Müzakerelere başlamak için ortak zemin arayan BM Genel Sekreteri’nin Kişisel Temsilcisi Angela Holguin’in görevinin 12 Temmuz itibarıyla sona erdiğine ve “Ortak zemin bulunamamıştır” dediğine işaret eden Cumhurbaşkanı Tatar, ortak zemin bulunabilmesi için, direk uçuş, direk ticaret ve direk teması talep ettiklerini ancak kabul görülmediğini vurguladı.
BM Genel Sekreteri Antonio Guterres’le görüşmesinde iletişim ve diyalogdan kopmayacaklarını ve kopmak istemediklerini söylediğini anlatan Cumhurbaşkanı Tatar, gelinen aşamada 4 yıldan beri sürdürülen yeni siyasetin, iş birliğini gerektirdiğini dile getirdi.
Cumhurbaşkanı Tatar, “Ortak bir zemin olmadığı için, şu an resmi bir müzakere sürecine girmemiz mümkün değil.

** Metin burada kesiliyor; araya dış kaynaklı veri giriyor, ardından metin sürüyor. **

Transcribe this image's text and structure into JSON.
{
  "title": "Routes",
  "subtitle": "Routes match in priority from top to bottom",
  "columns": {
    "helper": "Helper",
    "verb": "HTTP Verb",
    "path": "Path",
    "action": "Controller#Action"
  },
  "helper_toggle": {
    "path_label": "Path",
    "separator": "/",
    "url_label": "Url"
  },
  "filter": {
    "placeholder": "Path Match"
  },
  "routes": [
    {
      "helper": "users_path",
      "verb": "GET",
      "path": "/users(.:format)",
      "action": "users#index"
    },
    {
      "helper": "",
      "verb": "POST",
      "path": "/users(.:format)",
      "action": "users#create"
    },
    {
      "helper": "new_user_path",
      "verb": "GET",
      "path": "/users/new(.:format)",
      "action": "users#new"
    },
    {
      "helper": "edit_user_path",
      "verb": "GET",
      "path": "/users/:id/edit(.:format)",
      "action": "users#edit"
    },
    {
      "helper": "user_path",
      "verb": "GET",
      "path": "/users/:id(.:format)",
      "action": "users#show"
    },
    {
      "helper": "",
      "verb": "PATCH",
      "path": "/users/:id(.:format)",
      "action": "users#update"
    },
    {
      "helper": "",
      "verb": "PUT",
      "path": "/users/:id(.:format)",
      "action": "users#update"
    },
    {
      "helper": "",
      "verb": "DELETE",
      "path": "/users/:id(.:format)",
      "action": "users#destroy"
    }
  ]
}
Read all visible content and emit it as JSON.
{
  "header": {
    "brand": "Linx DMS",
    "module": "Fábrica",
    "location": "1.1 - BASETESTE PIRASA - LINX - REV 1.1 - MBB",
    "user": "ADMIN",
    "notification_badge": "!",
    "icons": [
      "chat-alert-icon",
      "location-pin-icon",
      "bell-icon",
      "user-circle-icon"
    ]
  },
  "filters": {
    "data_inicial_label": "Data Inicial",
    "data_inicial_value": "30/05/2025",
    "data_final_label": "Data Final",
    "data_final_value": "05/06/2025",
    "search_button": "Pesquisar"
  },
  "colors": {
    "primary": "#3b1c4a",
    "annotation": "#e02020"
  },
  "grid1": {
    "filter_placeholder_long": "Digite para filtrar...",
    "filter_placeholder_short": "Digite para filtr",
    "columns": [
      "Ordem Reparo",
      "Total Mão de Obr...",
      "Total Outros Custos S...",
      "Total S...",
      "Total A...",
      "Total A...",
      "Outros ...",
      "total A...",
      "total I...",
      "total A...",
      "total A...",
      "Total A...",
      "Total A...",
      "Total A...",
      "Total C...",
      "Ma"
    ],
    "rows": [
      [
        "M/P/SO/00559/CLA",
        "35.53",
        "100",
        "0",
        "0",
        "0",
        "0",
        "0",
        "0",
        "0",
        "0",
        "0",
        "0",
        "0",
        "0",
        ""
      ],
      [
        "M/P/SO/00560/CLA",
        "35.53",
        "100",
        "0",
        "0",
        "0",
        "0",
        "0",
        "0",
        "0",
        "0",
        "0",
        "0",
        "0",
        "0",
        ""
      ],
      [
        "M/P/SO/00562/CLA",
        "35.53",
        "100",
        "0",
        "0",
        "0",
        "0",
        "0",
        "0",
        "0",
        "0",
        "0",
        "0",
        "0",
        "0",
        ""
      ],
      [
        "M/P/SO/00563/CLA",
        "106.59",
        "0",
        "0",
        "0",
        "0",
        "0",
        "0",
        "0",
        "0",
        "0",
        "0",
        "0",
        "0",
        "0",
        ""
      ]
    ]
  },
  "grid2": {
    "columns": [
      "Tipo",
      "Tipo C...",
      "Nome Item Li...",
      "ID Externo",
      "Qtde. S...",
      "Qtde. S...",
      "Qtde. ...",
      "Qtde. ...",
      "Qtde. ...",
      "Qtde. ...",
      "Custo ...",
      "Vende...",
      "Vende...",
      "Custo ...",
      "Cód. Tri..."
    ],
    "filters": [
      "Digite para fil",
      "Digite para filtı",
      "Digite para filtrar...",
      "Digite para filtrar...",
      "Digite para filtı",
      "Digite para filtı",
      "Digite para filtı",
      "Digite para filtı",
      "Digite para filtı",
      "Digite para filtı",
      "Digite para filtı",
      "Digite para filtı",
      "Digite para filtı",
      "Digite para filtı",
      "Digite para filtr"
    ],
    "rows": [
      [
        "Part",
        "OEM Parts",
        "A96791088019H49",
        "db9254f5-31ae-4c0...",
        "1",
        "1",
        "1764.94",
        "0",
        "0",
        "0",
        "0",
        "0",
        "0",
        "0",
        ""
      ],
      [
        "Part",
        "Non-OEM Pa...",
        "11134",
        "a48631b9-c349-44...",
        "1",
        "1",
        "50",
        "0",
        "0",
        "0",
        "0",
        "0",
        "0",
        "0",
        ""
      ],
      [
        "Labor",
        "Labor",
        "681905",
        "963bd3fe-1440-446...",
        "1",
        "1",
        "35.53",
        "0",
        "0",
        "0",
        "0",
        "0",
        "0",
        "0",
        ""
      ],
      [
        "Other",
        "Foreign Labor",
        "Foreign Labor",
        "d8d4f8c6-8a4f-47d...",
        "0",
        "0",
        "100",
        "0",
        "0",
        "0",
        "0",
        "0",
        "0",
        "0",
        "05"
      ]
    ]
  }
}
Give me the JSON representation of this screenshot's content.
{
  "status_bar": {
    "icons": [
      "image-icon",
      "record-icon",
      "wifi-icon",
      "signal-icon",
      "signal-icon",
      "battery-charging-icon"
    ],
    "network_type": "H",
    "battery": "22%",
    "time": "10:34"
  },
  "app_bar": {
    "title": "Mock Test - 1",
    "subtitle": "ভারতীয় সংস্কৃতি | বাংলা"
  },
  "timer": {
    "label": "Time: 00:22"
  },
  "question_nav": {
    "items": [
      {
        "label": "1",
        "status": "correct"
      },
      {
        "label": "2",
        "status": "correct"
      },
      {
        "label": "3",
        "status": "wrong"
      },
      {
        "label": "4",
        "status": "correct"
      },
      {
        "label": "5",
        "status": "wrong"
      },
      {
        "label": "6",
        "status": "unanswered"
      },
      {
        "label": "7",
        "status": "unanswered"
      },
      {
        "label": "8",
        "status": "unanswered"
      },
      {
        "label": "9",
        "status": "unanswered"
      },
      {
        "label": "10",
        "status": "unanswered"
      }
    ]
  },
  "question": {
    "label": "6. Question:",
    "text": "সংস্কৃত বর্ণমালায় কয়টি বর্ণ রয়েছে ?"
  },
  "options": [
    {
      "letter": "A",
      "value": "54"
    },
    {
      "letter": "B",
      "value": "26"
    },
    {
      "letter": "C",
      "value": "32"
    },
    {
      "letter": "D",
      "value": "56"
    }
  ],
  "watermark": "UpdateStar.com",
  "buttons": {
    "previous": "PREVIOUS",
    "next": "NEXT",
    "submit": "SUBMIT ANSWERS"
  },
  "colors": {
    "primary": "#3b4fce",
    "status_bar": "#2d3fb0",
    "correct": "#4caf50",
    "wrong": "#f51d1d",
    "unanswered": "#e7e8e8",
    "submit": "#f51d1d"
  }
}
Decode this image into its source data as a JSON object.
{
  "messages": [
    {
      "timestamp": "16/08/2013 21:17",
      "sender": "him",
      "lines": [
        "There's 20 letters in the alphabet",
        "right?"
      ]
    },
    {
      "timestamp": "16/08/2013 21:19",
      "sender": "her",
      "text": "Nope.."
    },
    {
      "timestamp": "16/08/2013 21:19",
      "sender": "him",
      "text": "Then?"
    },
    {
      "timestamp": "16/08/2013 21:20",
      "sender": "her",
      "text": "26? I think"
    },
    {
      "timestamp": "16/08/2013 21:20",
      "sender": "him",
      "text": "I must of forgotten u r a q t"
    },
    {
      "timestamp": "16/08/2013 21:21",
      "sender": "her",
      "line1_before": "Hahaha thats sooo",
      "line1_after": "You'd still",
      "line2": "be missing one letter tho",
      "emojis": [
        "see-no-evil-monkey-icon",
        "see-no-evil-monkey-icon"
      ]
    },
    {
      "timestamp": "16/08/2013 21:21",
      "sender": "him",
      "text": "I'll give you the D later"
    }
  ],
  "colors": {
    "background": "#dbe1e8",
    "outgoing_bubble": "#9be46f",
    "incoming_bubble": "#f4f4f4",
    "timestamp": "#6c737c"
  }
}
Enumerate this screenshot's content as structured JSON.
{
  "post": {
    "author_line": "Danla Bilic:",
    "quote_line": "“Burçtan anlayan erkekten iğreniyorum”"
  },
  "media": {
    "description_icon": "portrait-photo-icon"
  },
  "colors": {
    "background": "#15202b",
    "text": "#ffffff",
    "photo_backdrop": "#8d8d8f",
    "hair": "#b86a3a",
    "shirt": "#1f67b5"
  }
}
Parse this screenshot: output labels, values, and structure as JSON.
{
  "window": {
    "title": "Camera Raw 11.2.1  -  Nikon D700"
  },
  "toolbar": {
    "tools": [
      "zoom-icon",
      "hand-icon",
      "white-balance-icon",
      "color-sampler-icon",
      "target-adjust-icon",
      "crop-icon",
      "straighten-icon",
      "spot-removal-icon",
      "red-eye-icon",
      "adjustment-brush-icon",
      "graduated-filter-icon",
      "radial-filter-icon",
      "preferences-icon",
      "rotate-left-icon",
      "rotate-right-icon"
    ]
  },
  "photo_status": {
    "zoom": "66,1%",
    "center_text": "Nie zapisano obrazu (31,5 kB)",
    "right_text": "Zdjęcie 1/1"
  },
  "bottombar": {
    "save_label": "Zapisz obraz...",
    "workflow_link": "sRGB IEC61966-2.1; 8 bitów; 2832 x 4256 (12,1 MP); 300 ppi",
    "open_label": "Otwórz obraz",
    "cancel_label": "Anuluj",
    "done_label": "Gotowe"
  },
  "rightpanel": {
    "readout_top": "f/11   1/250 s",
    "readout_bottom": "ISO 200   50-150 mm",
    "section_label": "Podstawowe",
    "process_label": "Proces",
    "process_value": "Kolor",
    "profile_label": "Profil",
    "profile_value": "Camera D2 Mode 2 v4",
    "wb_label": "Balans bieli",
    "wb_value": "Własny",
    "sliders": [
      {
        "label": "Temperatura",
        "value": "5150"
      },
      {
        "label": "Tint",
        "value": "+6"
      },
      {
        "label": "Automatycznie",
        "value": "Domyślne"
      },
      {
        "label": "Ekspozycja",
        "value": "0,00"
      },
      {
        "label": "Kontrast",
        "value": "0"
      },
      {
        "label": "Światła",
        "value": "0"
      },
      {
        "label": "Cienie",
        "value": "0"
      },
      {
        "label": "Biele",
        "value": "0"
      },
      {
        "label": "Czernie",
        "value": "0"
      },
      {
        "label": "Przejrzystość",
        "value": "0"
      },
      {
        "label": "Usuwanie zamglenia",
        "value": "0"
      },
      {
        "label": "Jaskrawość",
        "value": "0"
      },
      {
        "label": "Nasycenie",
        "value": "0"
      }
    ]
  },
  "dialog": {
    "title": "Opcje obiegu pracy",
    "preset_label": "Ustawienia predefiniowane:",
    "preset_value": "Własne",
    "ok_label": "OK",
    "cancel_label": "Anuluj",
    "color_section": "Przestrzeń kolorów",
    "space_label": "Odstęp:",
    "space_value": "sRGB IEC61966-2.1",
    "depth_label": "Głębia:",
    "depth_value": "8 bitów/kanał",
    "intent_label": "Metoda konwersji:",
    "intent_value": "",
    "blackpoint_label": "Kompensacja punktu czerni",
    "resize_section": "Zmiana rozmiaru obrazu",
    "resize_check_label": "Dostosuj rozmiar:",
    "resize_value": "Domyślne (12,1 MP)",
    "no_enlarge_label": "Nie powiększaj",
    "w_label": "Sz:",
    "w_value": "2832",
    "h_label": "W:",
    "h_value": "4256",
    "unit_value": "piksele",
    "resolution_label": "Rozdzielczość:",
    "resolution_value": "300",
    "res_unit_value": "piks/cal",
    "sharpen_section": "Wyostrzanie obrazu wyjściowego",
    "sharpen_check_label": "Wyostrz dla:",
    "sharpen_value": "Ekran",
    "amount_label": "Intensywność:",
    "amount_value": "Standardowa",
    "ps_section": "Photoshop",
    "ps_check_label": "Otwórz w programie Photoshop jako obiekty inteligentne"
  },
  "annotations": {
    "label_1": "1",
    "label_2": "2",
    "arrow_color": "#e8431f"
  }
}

Enterkonnekte sistem olsun, su olsun, elektrik olsun, düzensiz göçmenlerin önlenebilmesinde ve diğer hususlarda iş birliği yapabiliriz” şeklinde konuştu.
Müzakere masasına ancak egemen eşitlik ve eşit uluslararası statünün kabulü ile oturmaya hazır olduklarını dile getiren Cumhurbaşkanı Tatar, diplomasiden diyalog ve iletişimden vazgeçmeyeceklerini ifade etti.
BM Genel Sekreteri’nin davetiyle New York’ta Rum Yönetimi Lideri ile gayriresmi ve ajandası olmayan üçlü bir yemekte bir araya gelineceğini anlatan Cumhurbaşkanı Tatar, “New York’a gidip, karşı tarafa düşüncelerimi, görüşlerimi ve şu anda temsil ettiğimiz siyaseti geri adım atmadan ifade etme fırsatı bulacağımdan ve Genel Sekreter’e büyük bir saygı duyduğumdan dolayı böyle bir öneriyi kabul ettim” dedi.
Yurtdışında yaşayan binlerce Kıbrıs Türkü olduğunu ve kalplerinin Kuzey Kıbrıs Türk Cumhuriyeti için attığını anlatan Cumhurbaşkanı Tatar, oy kullanabilmeleri için gerekli düzenlemelerin yapılması gerektiğini ifade etti.
Kıbrıs’ta iki ayrı; din, dil ve ırktan oluşan iki ayrı halk bulunduğunu belirten Cumhurbaşkanı Tatar, Kıbrıs Türkü’nün özden gelen haklarının bulunduğunu kaydetti.
Türkiye Cumhuriyeti’nin desteğiyle yeni siyaseti anlatma fırsatı bulduklarına işaret eden Cumhurbaşkanı Tatar, Türkiye Büyükelçilerinin dünyanın birçok ülkesinde Kıbrıs’ta iki devlet ve halkın olduğunu anlattığına dikkat çekti.
Türk Devletler Teşkilatı’nda yapılan çalışmalardan bahseden Cumhurbaşkanı Tatar, Kuzey Kıbrıs Türk Cumhuriyeti’ni tanımak isteyen ülkelere baskı yapıldığını ve tehdit edildiklerini ifade etti.
Cumhurbaşkanlığı açıklamasına göre, toplantıda söz alan dernek ile sivil toplum örgüt başkan ve temsilcileri federal temele dayalı çözüm şeklinin mümkün olmadığını, federasyon defterinin kapandığını belirtirken, iki ayrı egemen devletin varlığına dayalı çözüm şeklinden geri adım atılamayacağına vurgu yaptılar. Dernek ve sivil toplum örgüt başkanları yaptıkları konuşmalarda, Cumhurbaşkanı Ersin Tatar’a destek ve güvenlerinin tam olduğunu da ifade ettiler.
Halk Konseyi toplantıları belirlenen takvim doğrultusunda önümüzdeki günlerde de devam edecek.